The doctor had concluded his concillatory words to the Vicar by saying

that he must get "to business and that poor girl." It is a business into which we certainly do not want to follow him too closely. It was told us afterwards by Mrs. Copman and by the Vicar, who showed a nobly forgiving spirit, that his coolness and cheerfulness were wonderful while he made his preparations. The Vicar had volunteered his services in administering the anaesthetic, but the doctor had preferred to put his faith in Mrs. Copman. "It takes a woman, my dear fellow, to have the nerve for a thing of this kind. A man is no good in it, unless he is used to it."

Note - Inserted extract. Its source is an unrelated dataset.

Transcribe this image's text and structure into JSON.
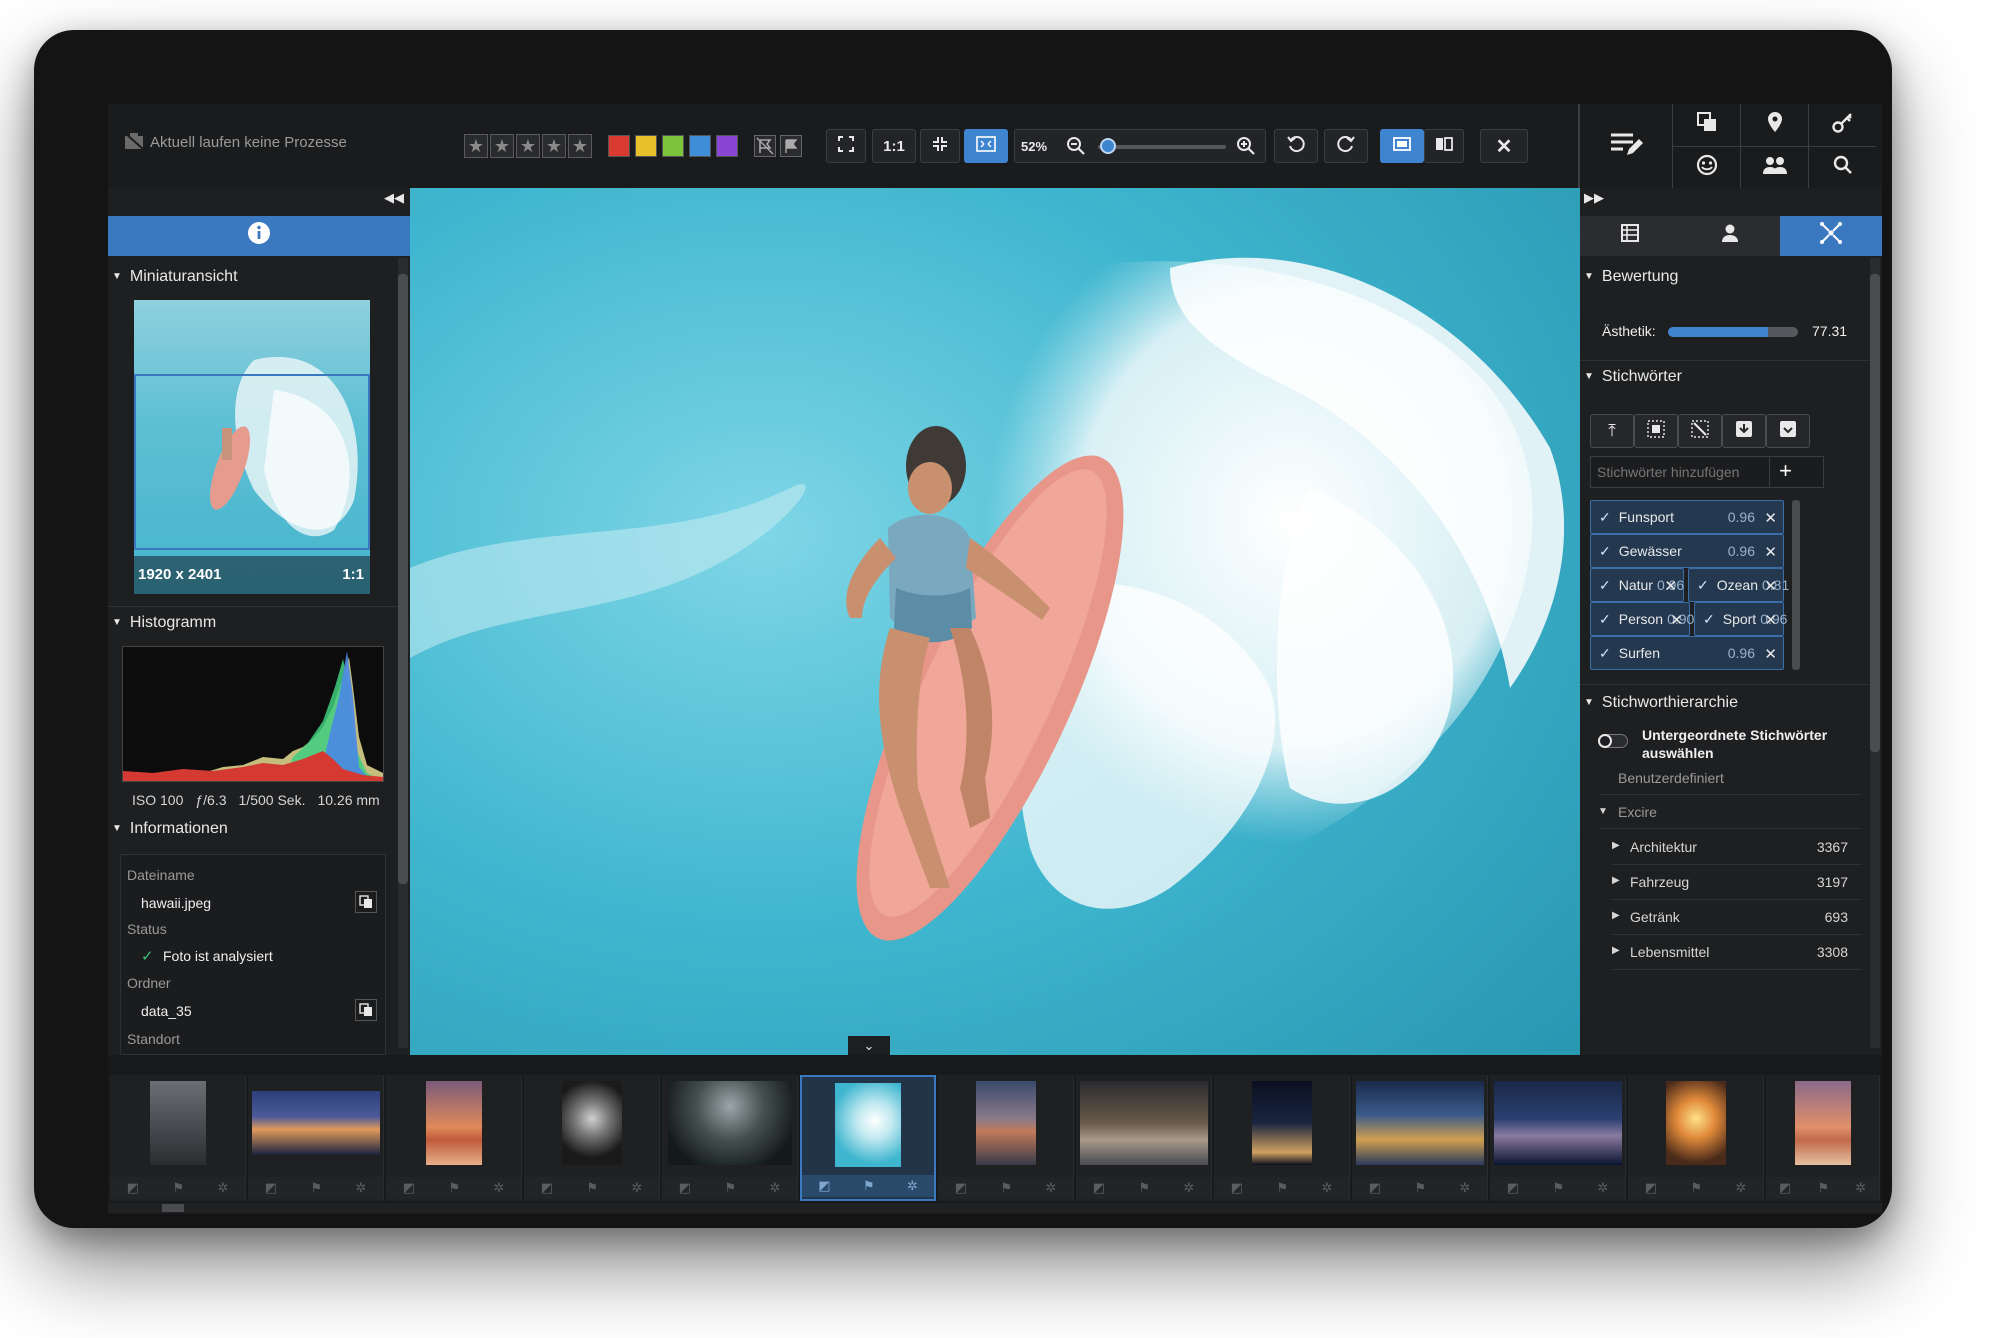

So the doctor said, softening his rejection of the other's proffered help by his kindly tone and by a hand laid sympathetically on his shoulder. As each instrument had served its turn, in course of the actual operation, Mrs. Copman related that he threw it behind him with an utter disregard of such trifles as the probable turning of its edge or point and the injury it might do any object that it struck. No doubt all lesser matters that might have claimed attention were forgotten when he was concentrated on a task of such delicacy.

Although he accepted with perfect readiness and composure the dangerous task that he had set himself of sucking the poisonous matter from the girl's swollen throat, he neglected no precaution to diminish the risk. It is a risk that has been removed since that date by the invention of a mechanical means of suction, but no such means was in any general use at the time that Dr. Charlton performed the operation. All the while that the dreadful work was in progress, Miss Carey and the Vicar remained below in Mrs. Copman's parlor. William White, the poor girl's father, was walking up and down the village street in a state of agitation that forbade his exchanging even the ordinary courtesies with a gossip.